One of the things we do have in common is our prices. They aren’t the lowest; they’re often the highest.
Universally, Garden Center Owner tell me that, “it’s okay we have high prices because we have better quality.” To which I ask: “So why are you always talking about your prices?”
Stop Reminding People
Sending your customers a flyer full of prices is like Trump tweeting about Russia: it changes the conversation to a topic that you don’t want to talk about.
You can’t get into the mud with Sam’s Club and Costco. You. Just. Can’t. And frankly, your customers don’t want you to. It’s not the business model they signed up for.
Your customers expect to pay more when they come to you. They’ve accepted that, often more than we Owners have. In return, they want consistent quality, they want patient guidance, and they want a remarkable experience. They want everything that Sam’s Club can’t give them.
Think about your Target
The gardening industry is wringing its hands over how to get Millennials in-store. Baby Boomer women are our core, but it’s shrinking.

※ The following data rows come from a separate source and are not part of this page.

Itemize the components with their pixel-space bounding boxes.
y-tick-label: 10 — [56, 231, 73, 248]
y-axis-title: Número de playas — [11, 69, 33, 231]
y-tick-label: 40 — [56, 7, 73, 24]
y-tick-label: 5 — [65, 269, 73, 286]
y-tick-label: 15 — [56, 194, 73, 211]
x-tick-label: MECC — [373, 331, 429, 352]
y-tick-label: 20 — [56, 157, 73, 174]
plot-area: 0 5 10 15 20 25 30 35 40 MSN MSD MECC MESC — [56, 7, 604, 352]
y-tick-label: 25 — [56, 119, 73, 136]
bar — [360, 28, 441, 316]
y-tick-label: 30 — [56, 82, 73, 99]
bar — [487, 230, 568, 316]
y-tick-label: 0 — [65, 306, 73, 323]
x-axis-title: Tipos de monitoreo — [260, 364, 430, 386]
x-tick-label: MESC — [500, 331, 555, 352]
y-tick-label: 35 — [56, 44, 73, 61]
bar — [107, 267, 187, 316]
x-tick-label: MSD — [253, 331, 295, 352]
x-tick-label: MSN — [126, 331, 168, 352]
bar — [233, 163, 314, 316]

Millennials were born with devices in their hands. If all they wanted was the lowest price, they have the technical savvy to buy online at prices you never knew existed.
Companies who have build their business models on price alone should be terrified. We should be energized.
Your target customer doesn’t want you to talk about price. She wants a unique experience, to learn to grow her own food, and to not be spoken down to because she doesn’t know that an apple is in the Malus family. She’s your business’s future, and you’re telling her what she doesn’t expect or want to hear from you.
What’s in your Email Newsletter?
My job is to make the Garden Centers I work with digital marketing superstars. I keep my ear to the tracks and have signed up for hundreds of email newsletters from GCs across North America.
Almost all the email newsletters I get talk only about 1 thing: price.
Now, if I’m your customer, you bet I want to know if you’re having a sale. A big sale might even be a way to entice new customers. But does that have to be your headline every… single… time?
According to MailChimp, which boasts 1.5 million business clients, the average Open Rate for a retail email, which are price-focused, is 18%. So if your list is 10,000, 1800 people open it. They’re your die-hard base.
Hobby-based emails, which contain content about people’s’ interests, average 28%. That’s another thousand eyes looking at your advertising just because you changed the conversation from price to interest.
If you’ve got a content strategy in place to deliver helpful blogs, videos, etc to your customers that reflect their biggest gardening questions, you’ll see almost half your audience opening your email and blow the benchmarks out of the water.
It’s Tuesday afternoon in your Garden Center. Sales are slumping and you need to spark excitement. The question around the meeting table is to drive traffic this weekend. The inevitable answer: 30% off ____.
Talking about price is the quick answer. When sale are down, it’s the downright irresistible answer.
Changing the conversation, so you’re helping instead of selling, takes planning. It’s a long term process to wean ourselves off a constant stream of 30% off this, and Buy-Two-Get-1-Free that.
You’re going to need sales. But if your defining features are everything but prices, shouldn’t talking about prices come last, too?